Por otra parte, no importa a qué velocidad se circule, no hace falta levantar la voz para hablar con el chofer y además se lo escucha perfectamente. Claro que si en lugar de hablar prefiere escuchar música no se sentirá defraudado: tiene un sistema de audio exclusivo que emplea nueve amplificadores, 15 altavoces metal matrix, seis tweeters, siete altavoces cónicos de alcance medio y uno central, además de dos altavoces graves bajo los asientos delanteros. Nada igual.

Obviamente, la lista de equipamiento es interminable y tiene detalles que no pueden compararse con ningún otro modelo del mercado.
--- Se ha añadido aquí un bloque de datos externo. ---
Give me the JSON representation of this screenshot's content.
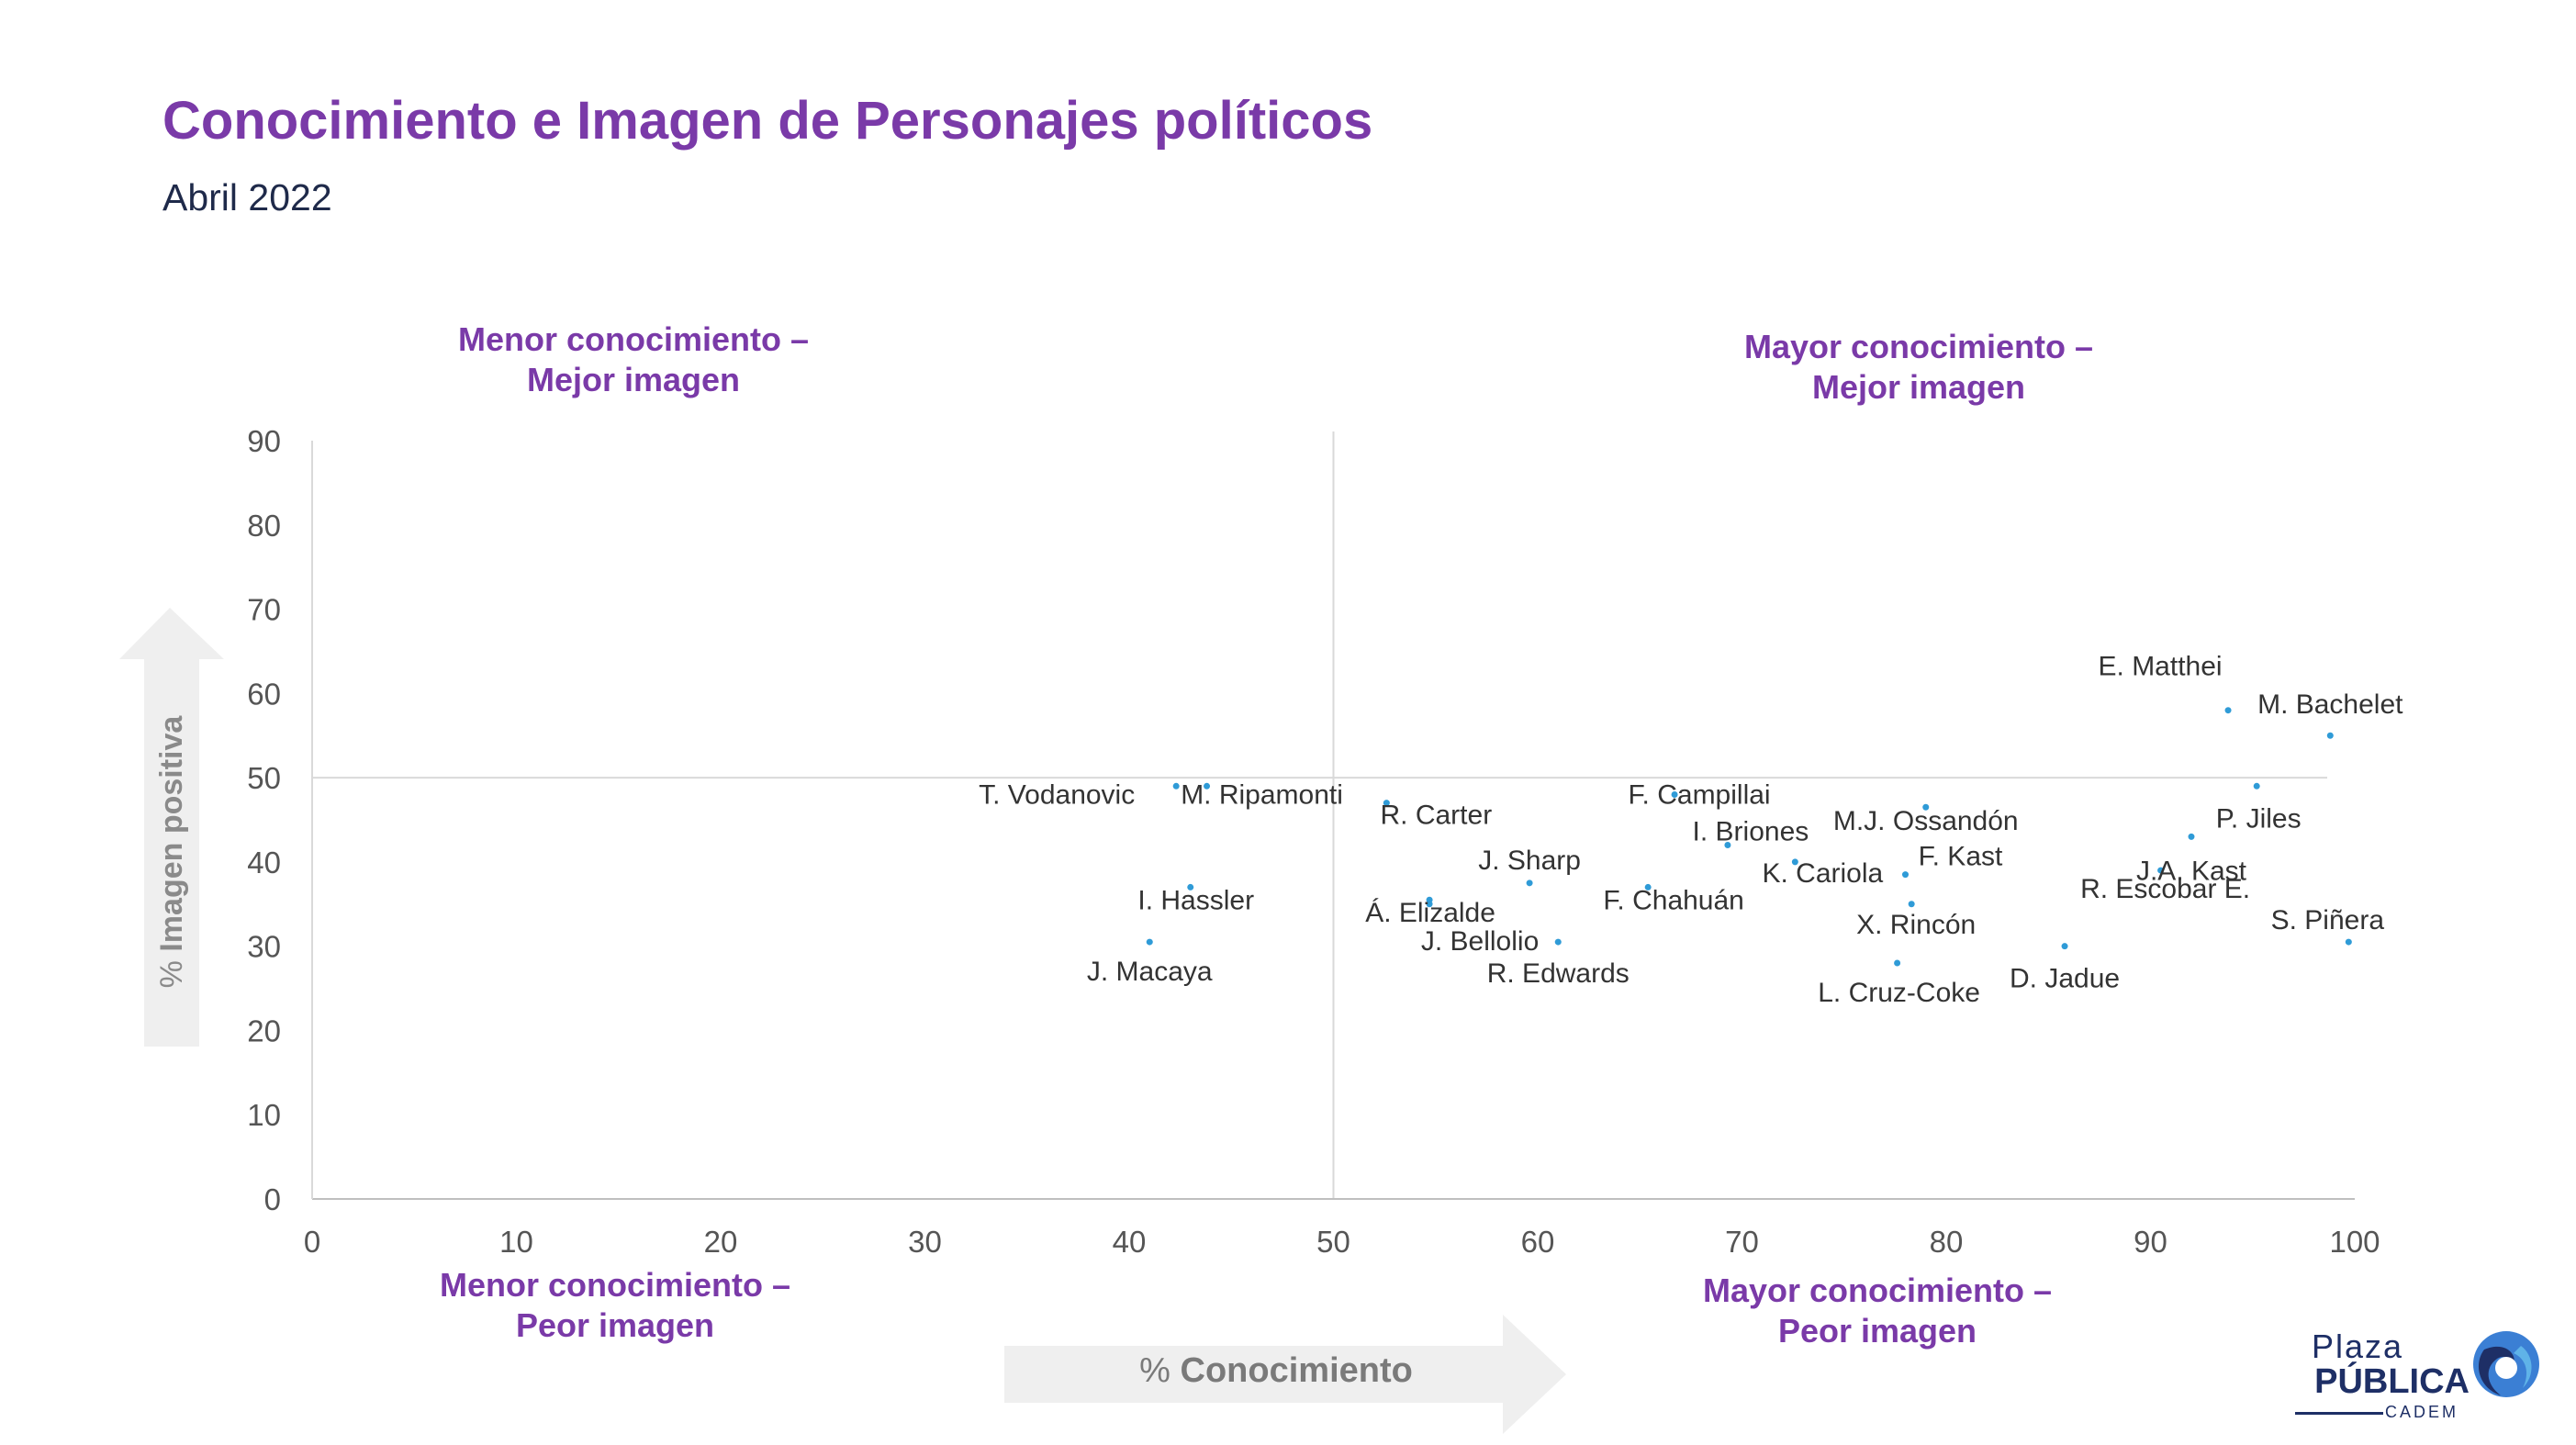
{
  "header": {
    "title": "Conocimiento e Imagen de Personajes políticos",
    "subtitle": "Abril 2022"
  },
  "quadrants": {
    "top_left": [
      "Menor conocimiento –",
      "Mejor imagen"
    ],
    "top_right": [
      "Mayor conocimiento –",
      "Mejor imagen"
    ],
    "bottom_left": [
      "Menor conocimiento –",
      "Peor imagen"
    ],
    "bottom_right": [
      "Mayor conocimiento –",
      "Peor imagen"
    ]
  },
  "axis_titles": {
    "x_prefix": "%",
    "x_bold": "Conocimiento",
    "y_prefix": "%",
    "y_bold": "Imagen positiva"
  },
  "logo": {
    "line1": "Plaza",
    "line2": "PÚBLICA",
    "line3": "CADEM"
  },
  "colors": {
    "accent": "#7a3aa8",
    "point": "#2f9bd7",
    "arrow": "#efefef"
  },
  "chart_data": {
    "type": "scatter",
    "title": "Conocimiento e Imagen de Personajes políticos",
    "subtitle": "Abril 2022",
    "xlabel": "% Conocimiento",
    "ylabel": "% Imagen positiva",
    "xlim": [
      0,
      100
    ],
    "ylim": [
      0,
      90
    ],
    "xticks": [
      0,
      10,
      20,
      30,
      40,
      50,
      60,
      70,
      80,
      90,
      100
    ],
    "yticks": [
      0,
      10,
      20,
      30,
      40,
      50,
      60,
      70,
      80,
      90
    ],
    "reference_lines": {
      "x": 50,
      "y": 50
    },
    "grid": false,
    "points": [
      {
        "name": "E. Matthei",
        "x": 93.8,
        "y": 58
      },
      {
        "name": "M. Bachelet",
        "x": 98.8,
        "y": 55
      },
      {
        "name": "P. Jiles",
        "x": 95.2,
        "y": 49
      },
      {
        "name": "J.A. Kast",
        "x": 92,
        "y": 43
      },
      {
        "name": "R. Escobar E.",
        "x": 90.5,
        "y": 39
      },
      {
        "name": "S. Piñera",
        "x": 99.7,
        "y": 30.5
      },
      {
        "name": "D. Jadue",
        "x": 85.8,
        "y": 30
      },
      {
        "name": "M.J. Ossandón",
        "x": 79,
        "y": 46.5
      },
      {
        "name": "F. Kast",
        "x": 78,
        "y": 38.5
      },
      {
        "name": "X. Rincón",
        "x": 78.3,
        "y": 35
      },
      {
        "name": "L. Cruz-Coke",
        "x": 77.6,
        "y": 28
      },
      {
        "name": "K. Cariola",
        "x": 72.6,
        "y": 40
      },
      {
        "name": "I. Briones",
        "x": 69.3,
        "y": 42
      },
      {
        "name": "F. Campillai",
        "x": 66.7,
        "y": 48
      },
      {
        "name": "F. Chahuán",
        "x": 65.4,
        "y": 37
      },
      {
        "name": "J. Sharp",
        "x": 59.6,
        "y": 37.5
      },
      {
        "name": "R. Edwards",
        "x": 61,
        "y": 30.5
      },
      {
        "name": "J. Bellolio",
        "x": 54.7,
        "y": 35
      },
      {
        "name": "Á. Elizalde",
        "x": 54.7,
        "y": 35.5
      },
      {
        "name": "R. Carter",
        "x": 52.6,
        "y": 47
      },
      {
        "name": "M. Ripamonti",
        "x": 43.8,
        "y": 49
      },
      {
        "name": "T. Vodanovic",
        "x": 42.3,
        "y": 49
      },
      {
        "name": "I. Hassler",
        "x": 43,
        "y": 37
      },
      {
        "name": "J. Macaya",
        "x": 41,
        "y": 30.5
      }
    ]
  }
}
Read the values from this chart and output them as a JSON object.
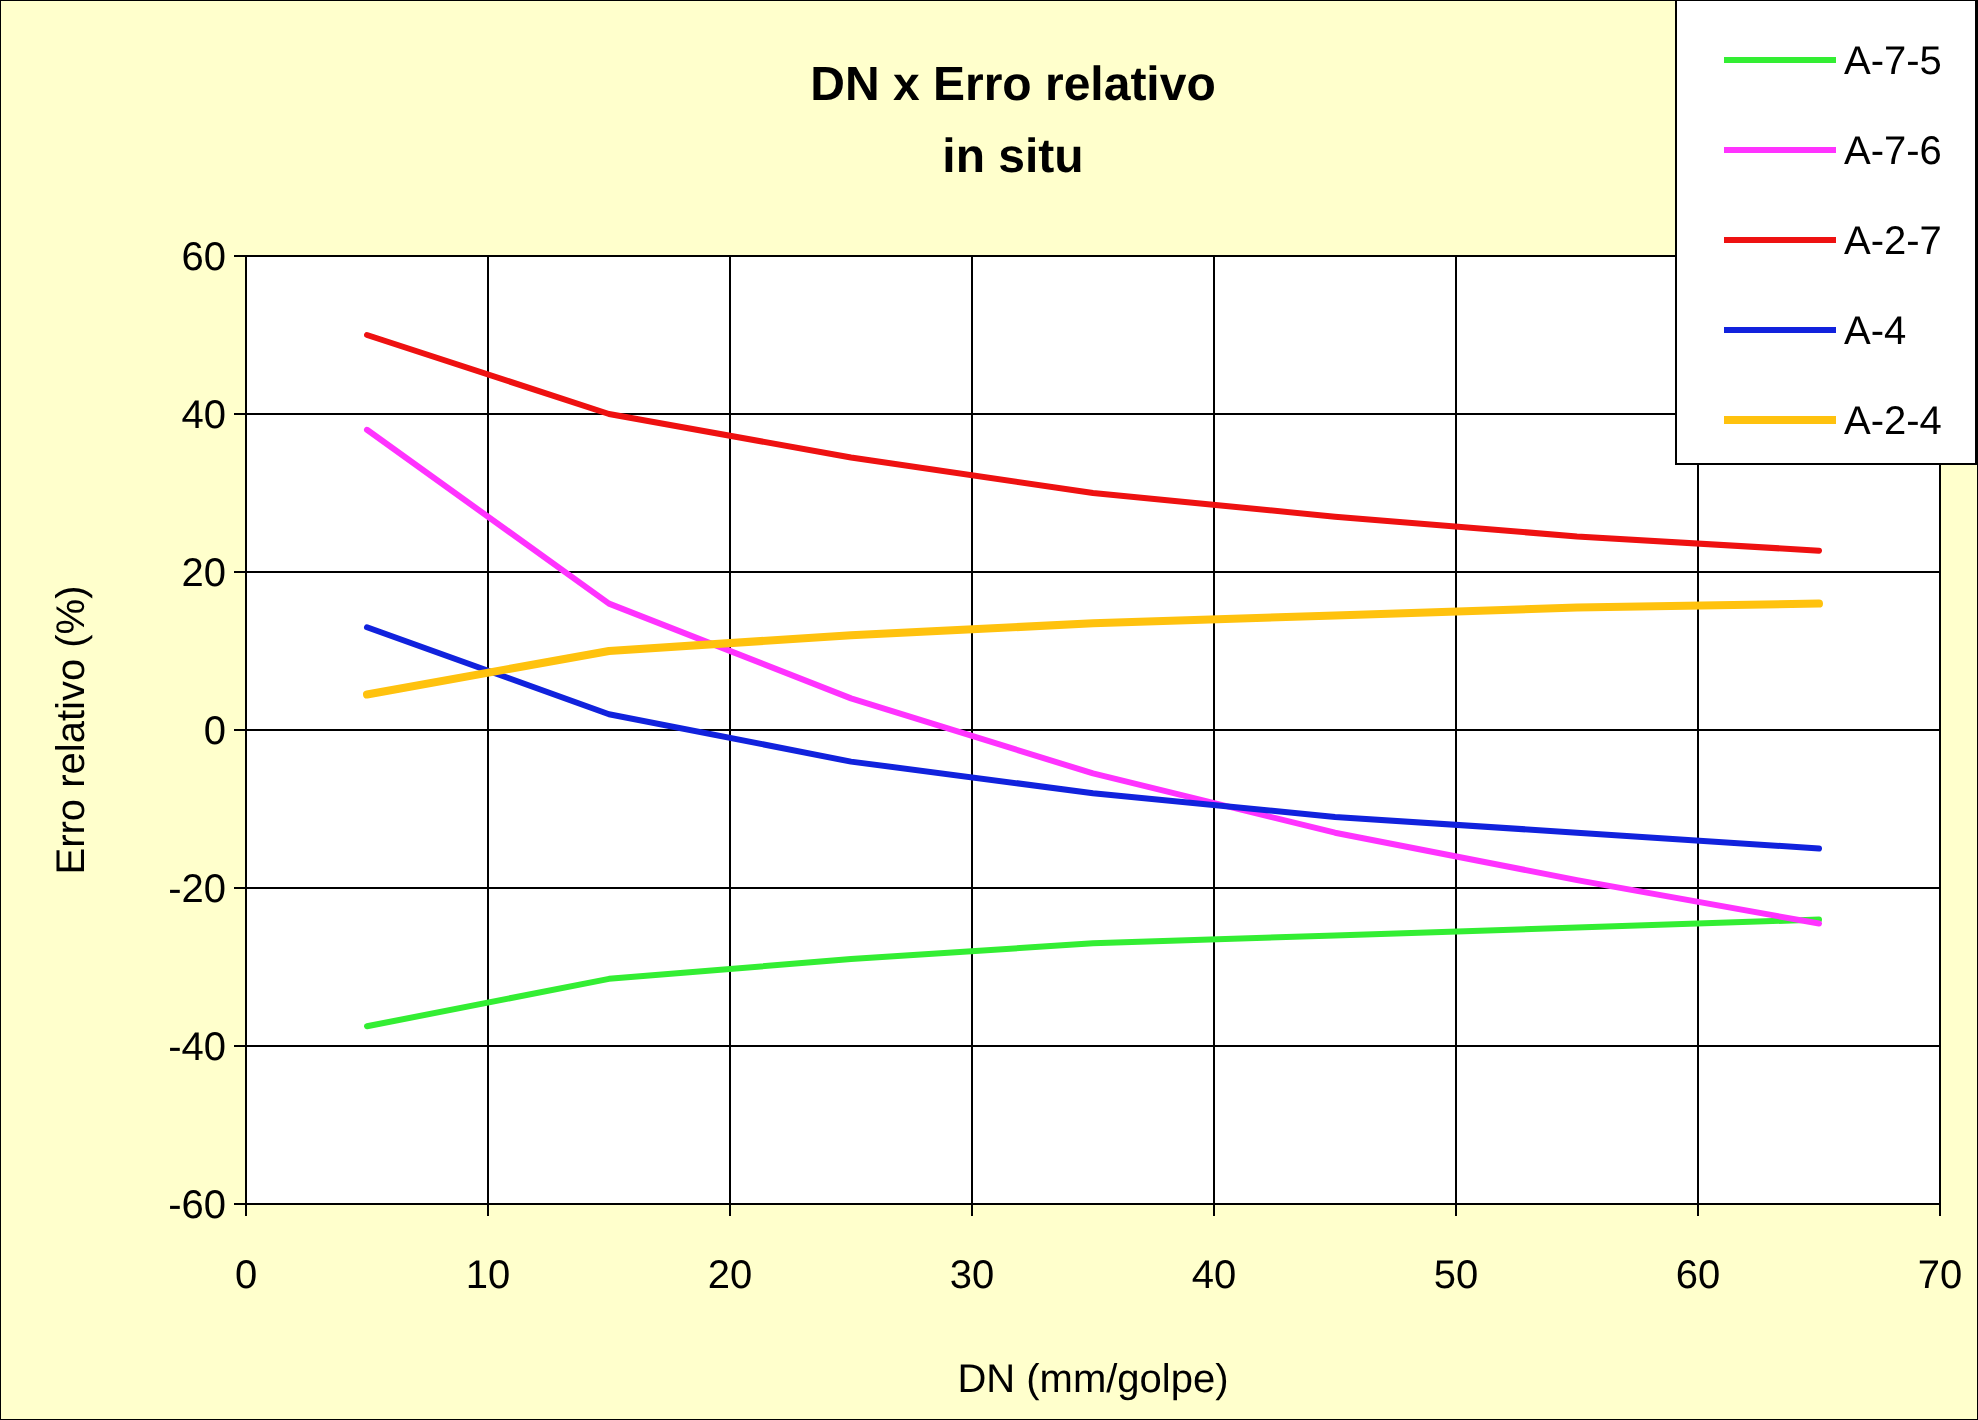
{
  "chart_data": {
    "type": "line",
    "title": "DN x Erro relativo\nin situ",
    "xlabel": "DN (mm/golpe)",
    "ylabel": "Erro relativo (%)",
    "x": [
      5,
      15,
      25,
      35,
      45,
      55,
      65
    ],
    "series": [
      {
        "name": "A-7-5",
        "color": "#33ee33",
        "values": [
          -37.5,
          -31.5,
          -29,
          -27,
          -26,
          -25,
          -24
        ]
      },
      {
        "name": "A-7-6",
        "color": "#ff33ff",
        "values": [
          38,
          16,
          4,
          -5.5,
          -13,
          -19,
          -24.5
        ]
      },
      {
        "name": "A-2-7",
        "color": "#ee1111",
        "values": [
          50,
          40,
          34.5,
          30,
          27,
          24.5,
          22.7
        ]
      },
      {
        "name": "A-4",
        "color": "#1122dd",
        "values": [
          13,
          2,
          -4,
          -8,
          -11,
          -13,
          -15
        ]
      },
      {
        "name": "A-2-4",
        "color": "#ffc20e",
        "values": [
          4.5,
          10,
          12,
          13.5,
          14.5,
          15.5,
          16
        ]
      }
    ],
    "xlim": [
      0,
      70
    ],
    "xticks": [
      0,
      10,
      20,
      30,
      40,
      50,
      60,
      70
    ],
    "ylim": [
      -60,
      60
    ],
    "yticks": [
      -60,
      -40,
      -20,
      0,
      20,
      40,
      60
    ],
    "grid": true,
    "legend": "top right"
  }
}
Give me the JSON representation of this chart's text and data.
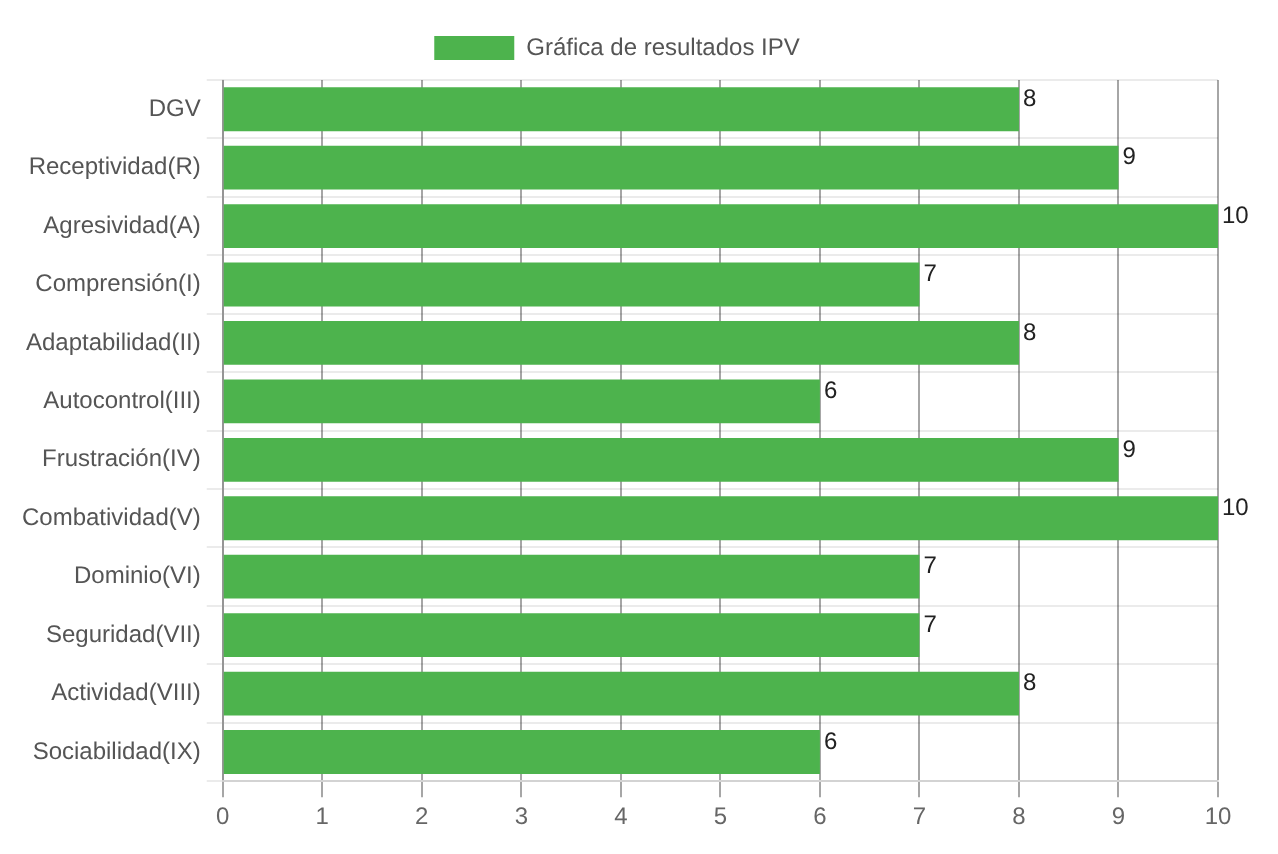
{
  "chart_data": {
    "type": "bar",
    "orientation": "horizontal",
    "categories": [
      "DGV",
      "Receptividad(R)",
      "Agresividad(A)",
      "Comprensión(I)",
      "Adaptabilidad(II)",
      "Autocontrol(III)",
      "Frustración(IV)",
      "Combatividad(V)",
      "Dominio(VI)",
      "Seguridad(VII)",
      "Actividad(VIII)",
      "Sociabilidad(IX)"
    ],
    "series": [
      {
        "name": "Gráfica de resultados IPV",
        "color": "#4db34d",
        "values": [
          8,
          9,
          10,
          7,
          8,
          6,
          9,
          10,
          7,
          7,
          8,
          6
        ]
      }
    ],
    "xlim": [
      0,
      10
    ],
    "xticks": [
      0,
      1,
      2,
      3,
      4,
      5,
      6,
      7,
      8,
      9,
      10
    ],
    "grid": true,
    "legend": "top",
    "data_labels": true
  }
}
Por ejemplo, en el centro de las ruedas tiene cubos especiales para que siempre, a cualquier velocidad, puedan leerse las siglas RR.

Y como amigos de los souvenirs hay en todos lados, un botón en la guantera permite que la estatuilla se guarde automáticamente en la parrilla, para volver a salir cuando ponga el auto en marcha.

Se necesitan 16 cueros vacunos para el tapizado: el cliente puede elegir para las terminaciones interiores caoba labrada de Africa; nogal, arce o tulipero de Estados Unidos, o roble veteado y olmo de Europa.

Las alfombras son de lana de cordero, el tapizado del techo es cachemir, toda la luminación interior es art déco y hay 18 colores exteriores disponibles (68 combinaciones posibles) y 15 para el interior (19 combinaciones estándar). Es fabricado en la planta levantada en Goodwood, cerca de la costa sur de Gran Bretaña. A esta altura usted ya se preguntará cuánto hay que pagar por el auto: 350.000 dólares en los Estados Unidos.